New Delhi, Nov. 2: Italian car maker Fiat is planning to launch an advanced version of the mid-sized sedan Linea next year after it received a good response for the car.

Sources say Fiat will showcase the upgraded model at the auto expo scheduled to be held in January next year. The car is likely to be powered by either a 1.6-litre or a 1.9-litre diesel engine.

Fiat has sold about 10,000 units of the Linea since its launch in January this year. At present, the car has a 1.3-litre diesel and a 1.4-litre petrol engine. Fiat has also been able to sell 5,000 units of the Grande Punto so far.

The company plans to start exporting the Linea and the Punto; it has shipped 250 units to South Africa.

In the first phase, the company will cater to neighbouring countries such as Nepal, Sri Lanka and Bhutan and later consider venturing into markets such as New Zealand and Australia.
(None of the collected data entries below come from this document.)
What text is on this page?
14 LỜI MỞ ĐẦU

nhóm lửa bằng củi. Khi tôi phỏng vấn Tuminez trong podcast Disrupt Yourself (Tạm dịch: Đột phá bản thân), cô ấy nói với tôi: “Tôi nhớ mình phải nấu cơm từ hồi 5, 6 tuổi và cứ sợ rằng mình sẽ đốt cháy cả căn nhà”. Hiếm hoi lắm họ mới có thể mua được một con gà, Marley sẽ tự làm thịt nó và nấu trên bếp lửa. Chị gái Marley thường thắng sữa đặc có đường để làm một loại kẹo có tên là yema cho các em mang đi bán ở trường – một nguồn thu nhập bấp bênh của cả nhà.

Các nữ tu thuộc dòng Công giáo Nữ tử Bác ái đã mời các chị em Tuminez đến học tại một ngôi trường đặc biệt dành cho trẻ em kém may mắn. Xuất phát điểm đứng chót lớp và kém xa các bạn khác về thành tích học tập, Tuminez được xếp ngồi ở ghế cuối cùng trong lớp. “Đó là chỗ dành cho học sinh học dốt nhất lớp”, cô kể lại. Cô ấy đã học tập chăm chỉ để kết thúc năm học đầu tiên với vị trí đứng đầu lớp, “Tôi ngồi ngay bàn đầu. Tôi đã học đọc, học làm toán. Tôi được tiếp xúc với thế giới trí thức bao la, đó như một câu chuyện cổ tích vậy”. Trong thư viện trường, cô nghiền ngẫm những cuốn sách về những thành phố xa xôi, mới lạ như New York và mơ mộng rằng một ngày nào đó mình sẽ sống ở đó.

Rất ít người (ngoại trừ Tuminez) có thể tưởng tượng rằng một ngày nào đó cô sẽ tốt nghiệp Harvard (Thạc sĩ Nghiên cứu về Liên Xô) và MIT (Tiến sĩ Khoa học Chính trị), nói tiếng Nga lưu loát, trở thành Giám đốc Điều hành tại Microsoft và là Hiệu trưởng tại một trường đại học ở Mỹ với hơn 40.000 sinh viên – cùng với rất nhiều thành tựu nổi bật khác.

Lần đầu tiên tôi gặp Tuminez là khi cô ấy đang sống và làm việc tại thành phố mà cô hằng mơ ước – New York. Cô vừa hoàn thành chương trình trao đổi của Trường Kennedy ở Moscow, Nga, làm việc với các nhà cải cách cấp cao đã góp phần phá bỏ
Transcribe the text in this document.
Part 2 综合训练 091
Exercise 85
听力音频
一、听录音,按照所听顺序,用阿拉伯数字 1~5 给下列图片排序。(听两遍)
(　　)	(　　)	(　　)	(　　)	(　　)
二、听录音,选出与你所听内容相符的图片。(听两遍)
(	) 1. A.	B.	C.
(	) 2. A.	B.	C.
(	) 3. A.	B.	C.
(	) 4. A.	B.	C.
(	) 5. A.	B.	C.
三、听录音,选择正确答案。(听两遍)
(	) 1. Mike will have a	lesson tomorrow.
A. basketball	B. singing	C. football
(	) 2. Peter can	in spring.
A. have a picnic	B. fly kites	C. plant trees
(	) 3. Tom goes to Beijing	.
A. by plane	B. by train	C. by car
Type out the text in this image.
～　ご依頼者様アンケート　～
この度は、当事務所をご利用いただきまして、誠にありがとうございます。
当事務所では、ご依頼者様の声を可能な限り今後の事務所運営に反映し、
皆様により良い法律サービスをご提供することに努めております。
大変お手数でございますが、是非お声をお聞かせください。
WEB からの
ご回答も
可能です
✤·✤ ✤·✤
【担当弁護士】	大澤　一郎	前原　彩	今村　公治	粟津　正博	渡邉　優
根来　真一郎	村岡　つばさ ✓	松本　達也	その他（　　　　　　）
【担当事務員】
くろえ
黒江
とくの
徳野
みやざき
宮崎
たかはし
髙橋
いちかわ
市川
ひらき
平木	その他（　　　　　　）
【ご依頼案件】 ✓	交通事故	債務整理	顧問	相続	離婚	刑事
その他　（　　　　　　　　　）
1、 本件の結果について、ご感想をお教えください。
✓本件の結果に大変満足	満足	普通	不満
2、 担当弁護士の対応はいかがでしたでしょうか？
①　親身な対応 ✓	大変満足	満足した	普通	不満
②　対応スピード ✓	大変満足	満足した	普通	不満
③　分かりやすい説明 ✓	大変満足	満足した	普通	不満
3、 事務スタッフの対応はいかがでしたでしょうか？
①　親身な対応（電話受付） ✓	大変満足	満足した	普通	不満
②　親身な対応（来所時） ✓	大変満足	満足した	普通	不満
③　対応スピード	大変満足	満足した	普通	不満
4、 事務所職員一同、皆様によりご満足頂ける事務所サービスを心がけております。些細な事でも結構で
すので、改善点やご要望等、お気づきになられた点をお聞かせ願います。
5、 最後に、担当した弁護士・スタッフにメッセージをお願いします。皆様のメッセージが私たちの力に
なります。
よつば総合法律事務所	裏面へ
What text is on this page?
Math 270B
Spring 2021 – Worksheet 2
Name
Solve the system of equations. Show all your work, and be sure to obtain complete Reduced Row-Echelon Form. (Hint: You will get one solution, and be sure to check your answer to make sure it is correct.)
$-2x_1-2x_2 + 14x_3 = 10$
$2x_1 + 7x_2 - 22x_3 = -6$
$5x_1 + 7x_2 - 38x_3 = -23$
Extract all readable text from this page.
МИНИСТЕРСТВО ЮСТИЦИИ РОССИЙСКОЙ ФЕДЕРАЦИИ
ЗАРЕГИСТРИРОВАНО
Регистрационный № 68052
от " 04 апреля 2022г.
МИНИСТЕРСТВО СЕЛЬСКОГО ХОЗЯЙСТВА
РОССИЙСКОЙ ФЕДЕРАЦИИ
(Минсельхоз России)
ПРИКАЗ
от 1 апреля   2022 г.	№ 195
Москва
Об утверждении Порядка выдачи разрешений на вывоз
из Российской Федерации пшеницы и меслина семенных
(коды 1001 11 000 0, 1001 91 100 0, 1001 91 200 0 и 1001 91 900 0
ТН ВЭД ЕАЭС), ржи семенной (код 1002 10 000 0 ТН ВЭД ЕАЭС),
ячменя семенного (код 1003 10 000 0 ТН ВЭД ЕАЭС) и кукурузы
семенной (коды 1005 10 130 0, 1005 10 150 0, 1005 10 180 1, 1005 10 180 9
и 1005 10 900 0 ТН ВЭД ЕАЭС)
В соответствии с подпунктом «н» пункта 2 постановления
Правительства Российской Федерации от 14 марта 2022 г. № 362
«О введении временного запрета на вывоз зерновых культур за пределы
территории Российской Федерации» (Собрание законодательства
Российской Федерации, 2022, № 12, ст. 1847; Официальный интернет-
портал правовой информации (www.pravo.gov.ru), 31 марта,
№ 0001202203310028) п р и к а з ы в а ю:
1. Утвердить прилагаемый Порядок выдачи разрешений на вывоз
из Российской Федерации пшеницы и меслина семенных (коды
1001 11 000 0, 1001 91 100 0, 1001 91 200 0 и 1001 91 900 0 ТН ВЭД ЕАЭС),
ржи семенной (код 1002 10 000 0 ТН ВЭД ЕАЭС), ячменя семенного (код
Sources say the Italian firm is also exploring options to manufacture light commercial vehicles in India with capacity to carry loads between 0.8 tonnes and 1.8 tonnes.

Silverio Bonfiglioli, chief operating officer of Fiat Group Automobiles International, said, “We have sufficient capacity to build light commercial vehicles in India. Our passenger car segment is growing at a good rate and, as the market develops for Fiat vehicles, we might think of manufacturing light commercial vehicles in India.”

Bonfiglioli said the new light commercial vehicle would meet the requirements of the domestic as well as international markets.

“The capacity of light commercial vehicles would be in the range of 0.8-1.8 tonnes. But all this will take a lot of time to start,” he said.

The Fiat group is also in the process of developing a small car for India. The car, priced between Rs 3 lakh and Rs 4 lakh, will be rolled out of the company’s manufacturing facility at Ranjangaon near Pune.

Suzuki forecast

Suzuki Motor today revised upwards its operating profit forecast for this year at 40 billion yen ($444.22 million), a four-fold increase from its previous target, buoyed by booming sales in India.

The revision comes despite the firm witnessing a 63.4 per cent decline in bottomline in the first half of this fiscal to 12.5 billion yen ($138.83 million) from 34.23 billion yen ($380.11 million) in the year-ago period because of weak sales. Suzuki had earlier forecast operating profit at 10 billion yen ($111.05 million).